A particularly touching night for the Summer Team was Thursday of fourth week, when, following on from a slight restructure of KEP in Kenya, we have now instituted a Kisii Site Board, and a Kisii Head teachers Executive, as we will for all our sites over the course of the summer. Essentially recognising the work, logistically and pastorally, that our Kisii friends do for us each year, finding us accommodation, looking after all the PWs and the Summer Team, offering us advice, being on hand whenever we need anything, and most of all, representing a friendly face in the chaotic town of Kisii – the Kisii Site Board of Geoff, Eliud and Saif was announced at our KEP Friends Night Dinner. Having spent an afternoon in the kitchen, Jan, Laura and I produced a (well done Jan!) amazing Moroccan Stew, which our KEP friends loved! We chatted about KEP, then announced the new site Board, and thanked them as ever for all their extremely hard work. They were very touched to be recognised in this way. The Kisii HT Executive was also announced, consisting of Peter from Botoro, Zephaniah from Kiogo and Janet from Matongo. Recognising them as very trusted and valued HTs of ex-KEP schools, we wanted to recognise the advice they offer us on our work in KEP schools, their presence at the HT Conference and Debriefs, and their input on strategic matters while the Summer Team were in country. With Saif’s new puppy running around at our feet, eating dinner in the Kisii house, the KEP friends evening was a great success, and I’m so pleased we had the chance to officially thank and recognise such great friends of the charity we have here.

So, five extremely busy and extremely productive weeks have passed in Kisii, and we couldn’t believe it but it was time for the handover meeting in Kisumu! Going to a lovely poolside cafe, Kisii, Kakamega, and the Uganda researchers all met up to discuss the first half so far, and to handover for second half, as wel as between the sites, and between Uganda researchers! (Matt and Rona had just returned from Umbarara, Jan and Lizzie were about to go to Iganga!). Hearing how everything had gone, and having a real debrief about all the progress we had made (as well as recognising mistakes and places to improve we’d spotted too, of course!) really made me feel incredibly happy about a great first half to the Project, and very excited to see how it would continue! Returning with Rona to Kisii to finish our handover, I feel absolutely confident that she will do  a fantastic job as PM!
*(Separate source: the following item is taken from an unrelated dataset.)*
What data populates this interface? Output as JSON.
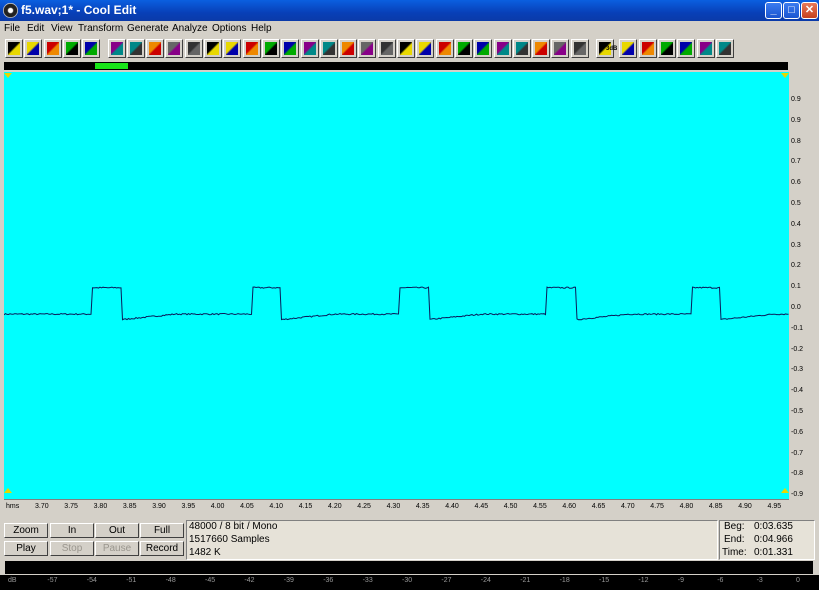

All that is left to say is – firstly thank you to all the PWs, who have been absolutely brilliant – what a great group, I’ve loved working with you all! Such talent, and real passion; I can’t wait to see the end results in our schools.  And secondly, thank you to the best Kisii summer team I could possibly have wished for– Jan, Bobby, Molly, Chain, Laura, and now Rona – the most hard-working group of innovative and committed people I have ever had the pleasure of working with. Good luck also to Jan who’s now in Uganda researching expansion with Lizzie Dobson (the Uganda Expanders…!), which is making expansion look suddenly very exciting and very real! Being PM has been a great experience and, whilst now very tired, I’m so happy about how our project is going this summer. Well done to all.

To an extremely successful end of the project, Rona and Gabriel, all the coordinators and PWs – I wish you all the best and look forward to seeing you at debrief!